Ron DeFeo, a spokesman for Home Depot, said company officials are engaged in "ongoing dialogue" with Thomas. The store has a "non-solicitation" policy designed to keep people from loitering, he said.
"For us, this is only an issue at a small percentage of our stores," DeFeo said. "The perception is that it's a national issue, but it's not. We have shown in the past that we will gladly meet with groups and work with local governments to come up with solutions."
In Glendale, Calif., a Los Angeles suburb, for example, city officials opened a center across the street from a Home Depot in 1997. The store chipped in $20,000 worth of materials, but the city operates it through a nonprofit organization with general revenue funds, a spokesman said.
The District is not the only area jurisdiction dealing with problems caused by day laborers loitering near places where contractors and residents seek cheap labor.
Montgomery County officials recently approved opening a county-funded day labor center near Gaithersburg, after residents protested a site in that city.

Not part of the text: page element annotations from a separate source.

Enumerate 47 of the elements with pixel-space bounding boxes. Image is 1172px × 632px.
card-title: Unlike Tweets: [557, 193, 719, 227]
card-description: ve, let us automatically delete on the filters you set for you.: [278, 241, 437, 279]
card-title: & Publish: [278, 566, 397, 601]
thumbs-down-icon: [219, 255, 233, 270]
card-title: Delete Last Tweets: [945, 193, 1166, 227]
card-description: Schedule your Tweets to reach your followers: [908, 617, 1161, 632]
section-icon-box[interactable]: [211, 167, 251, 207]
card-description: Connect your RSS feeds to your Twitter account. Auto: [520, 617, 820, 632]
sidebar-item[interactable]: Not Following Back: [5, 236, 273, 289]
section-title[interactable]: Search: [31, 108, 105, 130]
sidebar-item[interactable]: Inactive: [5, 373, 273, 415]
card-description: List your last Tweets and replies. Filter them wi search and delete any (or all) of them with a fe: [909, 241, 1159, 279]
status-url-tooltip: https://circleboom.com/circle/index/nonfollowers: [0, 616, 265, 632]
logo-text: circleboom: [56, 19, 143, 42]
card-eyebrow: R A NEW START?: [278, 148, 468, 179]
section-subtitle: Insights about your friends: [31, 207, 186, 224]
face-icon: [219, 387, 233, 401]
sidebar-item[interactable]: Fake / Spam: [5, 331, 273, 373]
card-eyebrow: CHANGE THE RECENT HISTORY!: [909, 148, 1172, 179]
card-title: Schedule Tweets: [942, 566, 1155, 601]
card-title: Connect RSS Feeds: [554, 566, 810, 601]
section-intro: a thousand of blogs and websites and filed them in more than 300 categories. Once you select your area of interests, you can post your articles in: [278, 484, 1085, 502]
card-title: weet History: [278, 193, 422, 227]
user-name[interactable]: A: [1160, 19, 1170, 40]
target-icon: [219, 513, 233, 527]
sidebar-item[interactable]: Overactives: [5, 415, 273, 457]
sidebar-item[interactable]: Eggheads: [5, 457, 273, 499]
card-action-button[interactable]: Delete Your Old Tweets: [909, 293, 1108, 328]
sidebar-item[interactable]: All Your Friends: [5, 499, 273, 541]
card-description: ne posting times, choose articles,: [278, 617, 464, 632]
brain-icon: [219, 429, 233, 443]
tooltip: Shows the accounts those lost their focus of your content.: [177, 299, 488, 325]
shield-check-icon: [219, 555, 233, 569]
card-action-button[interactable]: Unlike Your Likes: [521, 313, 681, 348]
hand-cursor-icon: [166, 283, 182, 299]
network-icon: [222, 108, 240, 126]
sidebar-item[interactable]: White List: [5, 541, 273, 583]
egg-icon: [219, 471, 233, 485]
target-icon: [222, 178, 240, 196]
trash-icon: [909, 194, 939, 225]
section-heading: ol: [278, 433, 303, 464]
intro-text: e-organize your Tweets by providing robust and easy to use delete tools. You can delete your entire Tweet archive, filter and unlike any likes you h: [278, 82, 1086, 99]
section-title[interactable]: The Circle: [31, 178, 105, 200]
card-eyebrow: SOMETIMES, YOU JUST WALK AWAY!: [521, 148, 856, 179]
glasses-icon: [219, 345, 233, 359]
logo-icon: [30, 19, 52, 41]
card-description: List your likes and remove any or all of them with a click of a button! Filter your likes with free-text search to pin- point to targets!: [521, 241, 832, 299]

The other two county centers are in Silver Spring and Wheaton. In Fairfax County, a center opened in Herndon despite a lawsuit to block it.
Vicky Leonard-Chambers, a Ward 5 activist who shops at Rhode Island Plaza, said the nonprofit group she heads hired day laborers to help plant trees in the community. She favors establishing the center.
"It's a tough situation because they want employment, yet it's difficult when they're sitting up at Home Depot," she said. "It can be intimidating. It's not an easy situation to resolve."